Despite its large turnout, the landmark show’s origins were much more modest. “It doesn’t get more DIY than that, just a handful of us,” beams Sammy, who was one of the day’s organizers. “We built the stage ourselves. No promoters or big business. Just us on our social media sharing a flyer – it was a turning point for us.”

Around the corner was a litany of good things for DRAIN, including the announcement of their signing with Epitaph Records. The process had begun much earlier, however, with the SoCal label getting in touch with the NorCal band a mere five days after California Cursed dropped. They inked a deal with the understanding that the signees would tour their recent release before even thinking about a follow-up album. And tour they would, hopping on the road for headline and one supporting Terror, as fans of the surging hardcore scene clamored for the Santa Cruz quartet’s brand of good, friendly violent fun.

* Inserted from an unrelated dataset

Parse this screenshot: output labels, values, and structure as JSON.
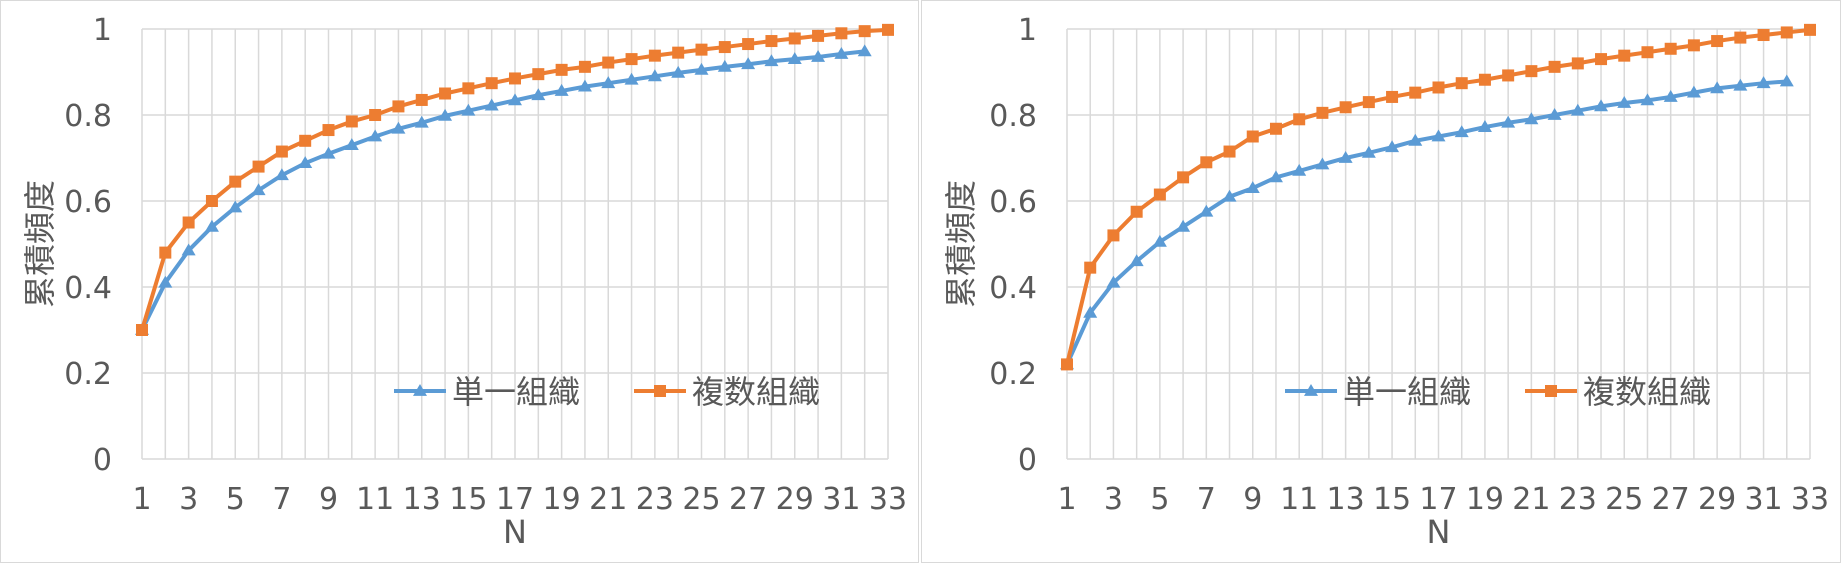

After hitting the studio to record Living Proof and then, making their live European debut, DRAIN headlined the first night of 2022’s landmark Sound and Fury festival playing to 6,000 kids keyed up to welcome the next generation of hardcore royalty.

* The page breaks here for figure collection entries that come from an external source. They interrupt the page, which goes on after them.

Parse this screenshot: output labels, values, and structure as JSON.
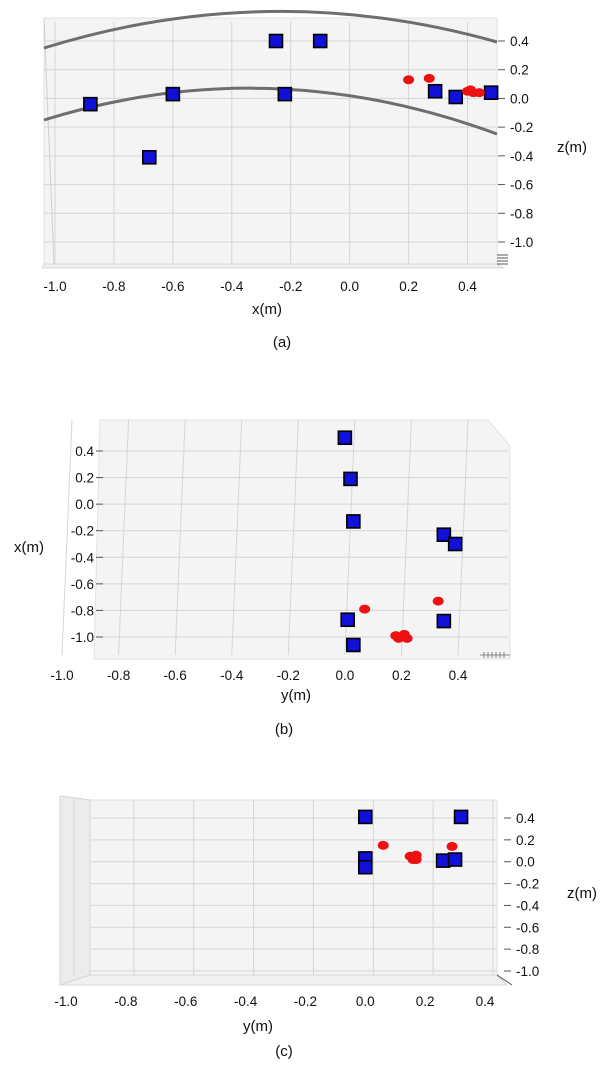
{
  "colors": {
    "anchor": "#1010d8",
    "anchor_edge": "#000000",
    "tag": "#ee1111",
    "arc": "#6e6e6e"
  },
  "chart_data": [
    {
      "type": "scatter",
      "caption": "(a)",
      "xlabel": "x(m)",
      "ylabel": "z(m)",
      "xlim": [
        -1.0,
        0.5
      ],
      "ylim": [
        -1.1,
        0.45
      ],
      "xticks": [
        "-1.0",
        "-0.8",
        "-0.6",
        "-0.4",
        "-0.2",
        "0.0",
        "0.2",
        "0.4"
      ],
      "yticks": [
        "0.4",
        "0.2",
        "0.0",
        "-0.2",
        "-0.4",
        "-0.6",
        "-0.8",
        "-1.0"
      ],
      "grid": true,
      "series": [
        {
          "marker": "square",
          "color": "anchor",
          "points": [
            [
              -0.88,
              -0.04
            ],
            [
              -0.6,
              0.03
            ],
            [
              -0.68,
              -0.41
            ],
            [
              -0.25,
              0.4
            ],
            [
              -0.1,
              0.4
            ],
            [
              -0.22,
              0.03
            ],
            [
              0.29,
              0.05
            ],
            [
              0.36,
              0.01
            ],
            [
              0.48,
              0.04
            ]
          ]
        },
        {
          "marker": "circle",
          "color": "tag",
          "points": [
            [
              0.2,
              0.13
            ],
            [
              0.27,
              0.14
            ],
            [
              0.4,
              0.05
            ],
            [
              0.42,
              0.04
            ],
            [
              0.44,
              0.04
            ],
            [
              0.41,
              0.06
            ]
          ]
        }
      ]
    },
    {
      "type": "scatter",
      "caption": "(b)",
      "xlabel": "y(m)",
      "ylabel": "x(m)",
      "xlim": [
        -1.05,
        0.55
      ],
      "ylim": [
        -1.1,
        0.52
      ],
      "xticks": [
        "-1.0",
        "-0.8",
        "-0.6",
        "-0.4",
        "-0.2",
        "0.0",
        "0.2",
        "0.4"
      ],
      "yticks": [
        "0.4",
        "0.2",
        "0.0",
        "-0.2",
        "-0.4",
        "-0.6",
        "-0.8",
        "-1.0"
      ],
      "grid": true,
      "series": [
        {
          "marker": "square",
          "color": "anchor",
          "points": [
            [
              0.0,
              0.5
            ],
            [
              0.02,
              0.19
            ],
            [
              0.03,
              -0.13
            ],
            [
              0.35,
              -0.23
            ],
            [
              0.39,
              -0.3
            ],
            [
              0.01,
              -0.87
            ],
            [
              0.03,
              -1.06
            ],
            [
              0.35,
              -0.88
            ]
          ]
        },
        {
          "marker": "circle",
          "color": "tag",
          "points": [
            [
              0.07,
              -0.79
            ],
            [
              0.33,
              -0.73
            ],
            [
              0.18,
              -0.99
            ],
            [
              0.2,
              -1.0
            ],
            [
              0.21,
              -0.98
            ],
            [
              0.22,
              -1.01
            ],
            [
              0.19,
              -1.01
            ]
          ]
        }
      ]
    },
    {
      "type": "scatter",
      "caption": "(c)",
      "xlabel": "y(m)",
      "ylabel": "z(m)",
      "xlim": [
        -1.05,
        0.45
      ],
      "ylim": [
        -1.1,
        0.5
      ],
      "xticks": [
        "-1.0",
        "-0.8",
        "-0.6",
        "-0.4",
        "-0.2",
        "0.0",
        "0.2",
        "0.4"
      ],
      "yticks": [
        "0.4",
        "0.2",
        "0.0",
        "-0.2",
        "-0.4",
        "-0.6",
        "-0.8",
        "-1.0"
      ],
      "grid": true,
      "series": [
        {
          "marker": "square",
          "color": "anchor",
          "points": [
            [
              0.0,
              0.41
            ],
            [
              0.32,
              0.41
            ],
            [
              0.0,
              0.03
            ],
            [
              0.0,
              -0.05
            ],
            [
              0.26,
              0.01
            ],
            [
              0.3,
              0.02
            ]
          ]
        },
        {
          "marker": "circle",
          "color": "tag",
          "points": [
            [
              0.06,
              0.15
            ],
            [
              0.29,
              0.14
            ],
            [
              0.15,
              0.05
            ],
            [
              0.16,
              0.04
            ],
            [
              0.17,
              0.06
            ],
            [
              0.16,
              0.02
            ],
            [
              0.17,
              0.02
            ]
          ]
        }
      ]
    }
  ]
}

“We didn’t know we were headlining,” laughs Ciaramitaro, who also played the second night for Gulch’s fiery final show. “It was wild, totally surreal. It felt not real. We’ve kind of been the underdogs from day one: overlooked, too goofy, whatever. Flash forward six years, hey we’re headlining Sound and Fury. We really did this our own way which is crazy.”

Living Proof is just that. It’s a testament to the hard work and heartfelt ethos that’s at the center of DRAIN’s good-time psyche. There are a couple surprises on the album. Rapper Shakewell appears on the track, “Intermission”. “He’s a hardcore dude. He used to play in that band Betrayal,” reveals Ciaramitaro. There’s also a cover of “Good, Good Things,” a nearly four-decade old melodic punk carol by the Descendents: slam-pit forebearers to DRAIN if there ever were any. “It’s crazy because the song’s been out like forty years, but lyrically it’s a DRAIN song!” exclaims Sam. “It just hits on everything that I love, that I’m about.”

What Sammy’s about is plenty wholesome. “I hope with this record that when someone hears it it gives them hope,” Ciaramitaro beams. “If we were able to get through the tough times, anyone can. I can’t wait to play these songs and hear a room full of people singing back to us. We’re what the title says, the Living Proof.”